Il arguait également de l’existence d’un litige l’opposant à son employeur, qui lui reprochait entre autres l’insuffisance de ses résultats commerciaux.

La Cour de cassation n’a pas retenu ces arguments, relevant qu’au moment de la signature de la convention, le consentement du salarié était libre et éclairé.

Elle confirme d’autre part la position des juges du fond qui n’avaient pas tenu compte de l’état du salarié souffrant, au jour de la rupture, d’une pathologie dépressive médicalement imputée à ses conditions de travail.

Elle réaffirme au passage que l’existence d’un différend entre les parties au contrat de travail n’affecte pas par elle-même la validité de la convention de rupture.

Rappelons que la Cour de cassation avait adopté récemment ce principe, qui ne nous paraît décidément pas de bon augure pour les salariés : Une rupture conventionnelle est possible en cas de différend.

Enfin, les juges n’avaient pas non plus considéré qu’un harcèlement moral soit caractérisé en l’espèce.

A cet égard, il convient de rappeler qu’une rupture conventionnelle ne peut être conclue avec un salarié victime de harcèlement moral, en raison de la situation de violence morale qui est ainsi caractérisée (Cass. soc 30 janvier 2013 n° 11-22332).

On regrettera, une fois encore, l’interprétation large donnée par la Cour de cassation à l’exigence d’un consentement libre et éclairé du salarié.

Après avoir admis que l’entretien exigé par la loi, au cours duquel les parties conviennent de la rupture du contrat de travail, et la signature de la rupture conventionnelle, pouvaient avoir lieu le même jour, sans nécessité d’un délai de réflexion minimum (Cass. soc 3 juillet 2013 n° 12-19268), les Hauts magistrats se retranchent en l’occurrence derrière l’appréciation des juges du fond pour déterminer si le consentement du salarié était vicié ou non.

C’est faire peu de cas de la réalité du rapport de force existant dans le monde du travail entre un salarié et son employeur, et de l’ascendant incontestable qu’exerce ce dernier sur l’autre partie.

Il n’est pas si rare qu’un salarié signe une rupture conventionnelle devant l’insistance d’un DRH intransigeant, voire menaçant.

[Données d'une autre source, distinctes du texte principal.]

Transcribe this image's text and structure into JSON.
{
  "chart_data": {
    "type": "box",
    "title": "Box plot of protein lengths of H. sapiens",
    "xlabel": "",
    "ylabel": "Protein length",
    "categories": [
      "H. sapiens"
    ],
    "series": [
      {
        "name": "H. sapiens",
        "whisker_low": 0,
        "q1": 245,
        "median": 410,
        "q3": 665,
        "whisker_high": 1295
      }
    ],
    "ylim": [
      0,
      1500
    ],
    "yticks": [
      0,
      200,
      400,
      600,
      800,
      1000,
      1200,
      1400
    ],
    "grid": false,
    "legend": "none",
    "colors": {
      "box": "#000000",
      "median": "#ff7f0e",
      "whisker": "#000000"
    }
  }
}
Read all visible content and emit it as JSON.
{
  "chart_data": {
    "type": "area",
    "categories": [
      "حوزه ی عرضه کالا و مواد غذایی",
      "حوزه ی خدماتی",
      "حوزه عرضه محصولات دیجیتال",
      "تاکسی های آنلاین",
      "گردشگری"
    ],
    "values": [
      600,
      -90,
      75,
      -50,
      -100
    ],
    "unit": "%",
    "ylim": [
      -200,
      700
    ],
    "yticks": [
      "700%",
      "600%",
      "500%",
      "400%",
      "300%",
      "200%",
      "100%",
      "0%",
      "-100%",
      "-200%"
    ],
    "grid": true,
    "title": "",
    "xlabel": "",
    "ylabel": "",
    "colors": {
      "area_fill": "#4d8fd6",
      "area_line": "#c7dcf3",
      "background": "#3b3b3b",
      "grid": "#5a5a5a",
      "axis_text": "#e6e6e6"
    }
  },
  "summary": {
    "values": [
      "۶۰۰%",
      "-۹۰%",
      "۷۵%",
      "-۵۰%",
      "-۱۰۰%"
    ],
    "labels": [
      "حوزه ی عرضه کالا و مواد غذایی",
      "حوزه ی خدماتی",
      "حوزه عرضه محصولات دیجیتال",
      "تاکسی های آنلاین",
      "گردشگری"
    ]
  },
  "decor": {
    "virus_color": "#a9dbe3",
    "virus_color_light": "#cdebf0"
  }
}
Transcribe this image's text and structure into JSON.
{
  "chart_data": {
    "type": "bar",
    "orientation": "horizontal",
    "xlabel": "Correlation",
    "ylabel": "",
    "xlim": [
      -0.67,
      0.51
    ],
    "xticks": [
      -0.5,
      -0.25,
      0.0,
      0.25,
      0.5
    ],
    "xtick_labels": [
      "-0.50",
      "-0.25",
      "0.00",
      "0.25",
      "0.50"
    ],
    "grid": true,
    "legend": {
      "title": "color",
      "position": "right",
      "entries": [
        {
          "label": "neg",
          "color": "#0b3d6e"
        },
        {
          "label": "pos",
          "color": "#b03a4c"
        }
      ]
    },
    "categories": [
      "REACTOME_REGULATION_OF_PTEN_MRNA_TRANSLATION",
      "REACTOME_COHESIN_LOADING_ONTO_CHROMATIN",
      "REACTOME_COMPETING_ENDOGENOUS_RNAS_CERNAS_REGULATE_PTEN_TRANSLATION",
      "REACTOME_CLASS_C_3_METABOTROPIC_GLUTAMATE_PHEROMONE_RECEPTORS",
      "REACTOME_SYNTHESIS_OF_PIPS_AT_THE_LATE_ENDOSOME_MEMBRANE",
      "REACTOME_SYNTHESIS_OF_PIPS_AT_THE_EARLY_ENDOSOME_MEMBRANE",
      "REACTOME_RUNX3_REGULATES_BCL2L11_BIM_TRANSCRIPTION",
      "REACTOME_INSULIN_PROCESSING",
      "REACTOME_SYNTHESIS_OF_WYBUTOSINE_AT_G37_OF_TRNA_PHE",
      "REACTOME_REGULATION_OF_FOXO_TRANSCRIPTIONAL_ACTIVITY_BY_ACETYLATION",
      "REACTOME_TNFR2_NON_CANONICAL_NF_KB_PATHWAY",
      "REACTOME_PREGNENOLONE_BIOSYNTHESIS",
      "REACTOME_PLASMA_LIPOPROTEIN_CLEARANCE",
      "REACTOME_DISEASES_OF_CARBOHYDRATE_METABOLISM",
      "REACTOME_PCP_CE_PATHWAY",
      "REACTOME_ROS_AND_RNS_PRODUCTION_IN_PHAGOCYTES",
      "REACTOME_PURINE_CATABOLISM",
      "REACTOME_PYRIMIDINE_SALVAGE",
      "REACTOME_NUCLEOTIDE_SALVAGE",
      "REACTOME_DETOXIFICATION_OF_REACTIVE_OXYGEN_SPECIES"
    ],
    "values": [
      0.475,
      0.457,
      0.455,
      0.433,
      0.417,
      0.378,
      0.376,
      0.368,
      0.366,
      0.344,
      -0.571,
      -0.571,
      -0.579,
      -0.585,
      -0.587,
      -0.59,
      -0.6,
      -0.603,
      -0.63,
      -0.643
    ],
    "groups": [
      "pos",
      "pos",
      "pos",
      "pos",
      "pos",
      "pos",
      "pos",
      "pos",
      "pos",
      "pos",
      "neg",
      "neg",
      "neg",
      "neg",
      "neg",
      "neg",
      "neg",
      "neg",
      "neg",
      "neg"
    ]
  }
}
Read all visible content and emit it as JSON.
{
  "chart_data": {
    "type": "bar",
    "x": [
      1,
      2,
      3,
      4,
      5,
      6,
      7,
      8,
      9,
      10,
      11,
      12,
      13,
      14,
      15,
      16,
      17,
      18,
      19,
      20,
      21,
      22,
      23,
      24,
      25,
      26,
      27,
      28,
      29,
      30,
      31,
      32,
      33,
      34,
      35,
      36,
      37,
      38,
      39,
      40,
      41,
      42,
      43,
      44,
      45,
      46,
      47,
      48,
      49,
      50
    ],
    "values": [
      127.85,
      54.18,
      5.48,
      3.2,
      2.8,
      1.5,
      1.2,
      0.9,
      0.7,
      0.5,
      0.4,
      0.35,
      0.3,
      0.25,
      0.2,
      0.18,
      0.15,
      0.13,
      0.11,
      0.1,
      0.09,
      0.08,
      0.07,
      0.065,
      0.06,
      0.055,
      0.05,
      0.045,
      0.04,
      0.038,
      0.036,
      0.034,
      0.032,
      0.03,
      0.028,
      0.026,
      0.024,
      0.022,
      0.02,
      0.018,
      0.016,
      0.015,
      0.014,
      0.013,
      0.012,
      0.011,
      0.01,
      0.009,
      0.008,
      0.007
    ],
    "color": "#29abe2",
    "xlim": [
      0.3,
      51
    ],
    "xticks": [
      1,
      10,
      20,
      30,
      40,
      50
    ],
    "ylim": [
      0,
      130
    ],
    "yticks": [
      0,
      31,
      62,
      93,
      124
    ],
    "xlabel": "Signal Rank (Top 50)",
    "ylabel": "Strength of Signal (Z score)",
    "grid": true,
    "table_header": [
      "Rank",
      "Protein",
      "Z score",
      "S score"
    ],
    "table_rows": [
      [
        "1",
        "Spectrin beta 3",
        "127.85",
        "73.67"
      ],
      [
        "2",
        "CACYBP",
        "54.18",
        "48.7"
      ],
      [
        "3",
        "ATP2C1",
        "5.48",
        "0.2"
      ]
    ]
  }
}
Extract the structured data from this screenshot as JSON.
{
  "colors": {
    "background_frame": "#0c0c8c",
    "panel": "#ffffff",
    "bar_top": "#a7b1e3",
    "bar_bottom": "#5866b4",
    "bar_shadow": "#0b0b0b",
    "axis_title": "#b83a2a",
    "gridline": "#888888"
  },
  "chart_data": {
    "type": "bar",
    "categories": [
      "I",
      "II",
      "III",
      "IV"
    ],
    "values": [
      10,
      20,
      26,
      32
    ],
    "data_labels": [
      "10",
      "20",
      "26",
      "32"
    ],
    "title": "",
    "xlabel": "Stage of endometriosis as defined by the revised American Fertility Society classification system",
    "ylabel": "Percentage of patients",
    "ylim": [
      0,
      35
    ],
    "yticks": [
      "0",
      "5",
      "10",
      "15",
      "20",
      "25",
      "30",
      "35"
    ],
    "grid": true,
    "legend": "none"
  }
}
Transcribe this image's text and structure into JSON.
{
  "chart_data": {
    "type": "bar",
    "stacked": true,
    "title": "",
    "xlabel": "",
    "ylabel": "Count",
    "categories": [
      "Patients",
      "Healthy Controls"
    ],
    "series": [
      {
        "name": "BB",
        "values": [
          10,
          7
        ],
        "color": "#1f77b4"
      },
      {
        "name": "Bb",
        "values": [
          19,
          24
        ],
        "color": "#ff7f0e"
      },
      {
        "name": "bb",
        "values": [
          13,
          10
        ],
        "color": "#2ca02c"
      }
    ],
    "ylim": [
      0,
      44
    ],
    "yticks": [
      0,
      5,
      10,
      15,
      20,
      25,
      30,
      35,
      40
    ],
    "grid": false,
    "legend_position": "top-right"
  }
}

Les esprits retors imagineront alors qu’il suffit à un employeur habile d’y mettre les formes pour qu’un salarié signe une rupture conventionnelle dont les conditions lui auront été imposées, en courant le faible risque qu’il exerce son droit de rétractation.

La décision commentée lève en outre encore davantage le voile sur les situations éligibles à une rupture conventionnelle.

Dans une circulaire du 17 mars 2009 (circulaire DGT n° 2009-004), le Ministère du travail précisait que rien n’interdisait aux parties d’adopter ce mode de rupture lorsque le salarié est en congé parental d’éducation, en congé sabbatique ou en congé sans solde, notamment.

Depuis lors, la conclusion d’une rupture conventionnelle ne connait comme seule limite que l’existence d’une fraude de l’employeur ou d’un vice du consentement du salarié, dont la preuve sera souvent difficile à rapporter.